Pour un toit de maison végétalisé, les contraintes de poids sont trop fortes et les enjeux de fuite ou de mauvaise étanchéité trop importants. Mieux vaut donc confier un projet de toit terrasse en haut d’un immeuble ou d’une maison contemporaine à un professionnel du bâtiment.

En revanche, tout est plus simple pour le toit d’un abri de jardin, comme ceux que propose Forest style, car la surface est plus petite et les petits problèmes éventuels pouvant apparaître avec le temps auront moins de conséquences ou pourront être solutionnés très vite.

En auto-construction, il est donc tout à fait possible de faire un toit végétalisé sur un garage, sur un abri de jardin, un abri de voiture, ou même sur la niche d’un chien !

Quels sont les avantages d’un toit végétalisé ?

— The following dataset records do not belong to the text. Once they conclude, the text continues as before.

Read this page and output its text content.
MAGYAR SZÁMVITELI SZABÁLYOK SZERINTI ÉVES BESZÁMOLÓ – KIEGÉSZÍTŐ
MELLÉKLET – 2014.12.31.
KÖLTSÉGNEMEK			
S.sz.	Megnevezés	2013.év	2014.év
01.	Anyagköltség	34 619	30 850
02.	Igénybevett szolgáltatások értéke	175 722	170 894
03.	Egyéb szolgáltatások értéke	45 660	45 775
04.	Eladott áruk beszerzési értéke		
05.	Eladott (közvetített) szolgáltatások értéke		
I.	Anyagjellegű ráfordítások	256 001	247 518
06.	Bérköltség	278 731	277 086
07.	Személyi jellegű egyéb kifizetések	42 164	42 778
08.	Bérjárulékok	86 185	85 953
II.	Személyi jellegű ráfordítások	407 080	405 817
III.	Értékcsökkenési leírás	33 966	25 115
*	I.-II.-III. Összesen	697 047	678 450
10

Ils sont d’abord d’ordre esthétique. Une toiture végétalisée se marie bien à un abri de jardin en bois. Elle permet de le fondre encore un peu plus dans son environnement pour peu que la peinture ou la lasure utilisées soient elles aussi dans des teintes naturelles.

Les autres avantages sont d’ordre pratique. La couche de végétation offre une bonne isolation thermique, réduisant les écarts de températures. Ainsi, à l’intérieur du cabanon, il fait moins chaud l’été, en période de canicule, et moins froid l’hiver, en période de gel.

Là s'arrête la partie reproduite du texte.